City Settles Lawsuit in Couple's Bizarre Vallejo Kidnapping Case For $2.5 Million

Vallejo police had initially discounted the kidnapping and erroneously likened it to the story "Gone Girl,'' in which a woman goes missing and then lies about being kidnapped when she reappears

A couple has reached a $2.5 million settlement with a Northern California city and its police department after investigators dismissed the girlfriend's bizarre kidnapping as a hoax.

Police in Vallejo initially discounted a report by Denise Huskins and her boyfriend, Aaron Quinn, that a masked intruder drugged them in their home and then kidnapped Huskins in 2015 by a man who claimed to be part of a band of "gentlemen criminals." Quinn was left bound inside the couple's Vallejo home.

The assailant sexually assaulted Huskins and released her two days later outside her family's home in Southern California.
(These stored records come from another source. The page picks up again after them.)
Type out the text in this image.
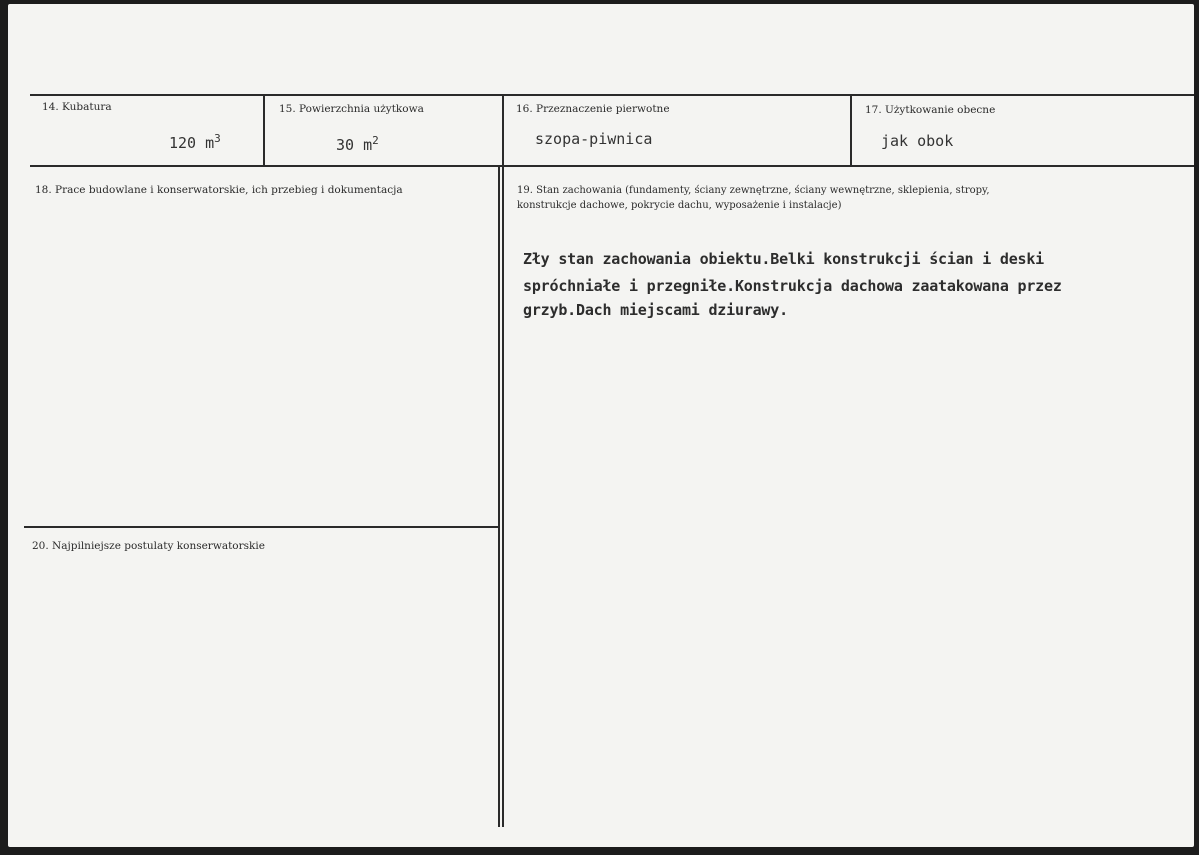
14. Kubatura
120 $m^3$
15. Powierzchnia użytkowa
30 $m^2$
16. Przeznaczenie pierwotne
szopa-piwnica
17. Użytkowanie obecne
jak obok
18. Prace budowlane i konserwatorskie, ich przebieg i dokumentacja	19. Stan zachowania (fundamenty, ściany zewnętrzne, ściany wewnętrzne, sklepienia, stropy,
konstrukcje dachowe, pokrycie dachu, wyposażenie i instalacje)
Zły stan zachowania obiektu.Belki konstrukcji ścian i deski
spróchniałe i przegniłe.Konstrukcja dachowa zaatakowana przez
grzyb.Dach miejscami dziurawy.
20. Najpilniejsze postulaty konserwatorskie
The Associated Press doesn't normally name victims of sexual assault, but Huskins has frequently spoken publicly about the case in the past.

Upon Huskins' reappearance, Vallejo police called the kidnapping a hoax and erroneously likened it to the story "Gone Girl,'' in which a woman goes missing and then lies about being kidnapped when she reappears.
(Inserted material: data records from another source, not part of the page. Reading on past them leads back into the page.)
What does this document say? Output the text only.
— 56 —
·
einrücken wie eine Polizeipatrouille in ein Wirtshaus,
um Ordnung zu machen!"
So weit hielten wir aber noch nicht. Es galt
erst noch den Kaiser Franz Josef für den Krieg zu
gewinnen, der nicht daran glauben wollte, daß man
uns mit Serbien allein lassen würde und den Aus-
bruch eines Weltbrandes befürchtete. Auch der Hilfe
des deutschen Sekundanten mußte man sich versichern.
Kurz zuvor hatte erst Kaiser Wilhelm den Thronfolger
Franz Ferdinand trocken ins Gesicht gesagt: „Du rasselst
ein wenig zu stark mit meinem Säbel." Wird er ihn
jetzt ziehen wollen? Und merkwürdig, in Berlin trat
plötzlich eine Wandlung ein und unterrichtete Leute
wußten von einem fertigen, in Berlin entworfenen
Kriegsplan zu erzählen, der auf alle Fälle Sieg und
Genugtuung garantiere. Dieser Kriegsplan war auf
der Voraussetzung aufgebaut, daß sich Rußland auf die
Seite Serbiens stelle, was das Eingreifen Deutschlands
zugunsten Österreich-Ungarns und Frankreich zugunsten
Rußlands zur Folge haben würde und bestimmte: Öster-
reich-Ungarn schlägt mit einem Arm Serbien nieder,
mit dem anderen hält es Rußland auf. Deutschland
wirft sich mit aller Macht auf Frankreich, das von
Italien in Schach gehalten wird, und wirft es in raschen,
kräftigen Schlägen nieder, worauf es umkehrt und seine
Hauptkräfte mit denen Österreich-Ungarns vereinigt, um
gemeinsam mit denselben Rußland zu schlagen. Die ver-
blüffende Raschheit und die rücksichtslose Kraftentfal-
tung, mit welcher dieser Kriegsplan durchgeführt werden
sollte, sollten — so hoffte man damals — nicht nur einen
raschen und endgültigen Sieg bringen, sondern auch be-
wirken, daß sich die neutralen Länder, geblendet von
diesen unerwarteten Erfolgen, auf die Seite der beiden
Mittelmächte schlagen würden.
Police realized the couple was telling the truth only after the perpetrator, disbarred Harvard University-trained attorney Matthew Muller, was implicated in another crime.

Muller, a former Marine, is serving a 40-year prison term.

U.S. District Judge Troy Nunley ruled last July that a reasonable jury could eventually decide that Vallejo investigators' conduct was extreme and outrageous.

Quinn's mother, Marianne Quinn, told the San Francisco Chronicle that the settlement came Thursday.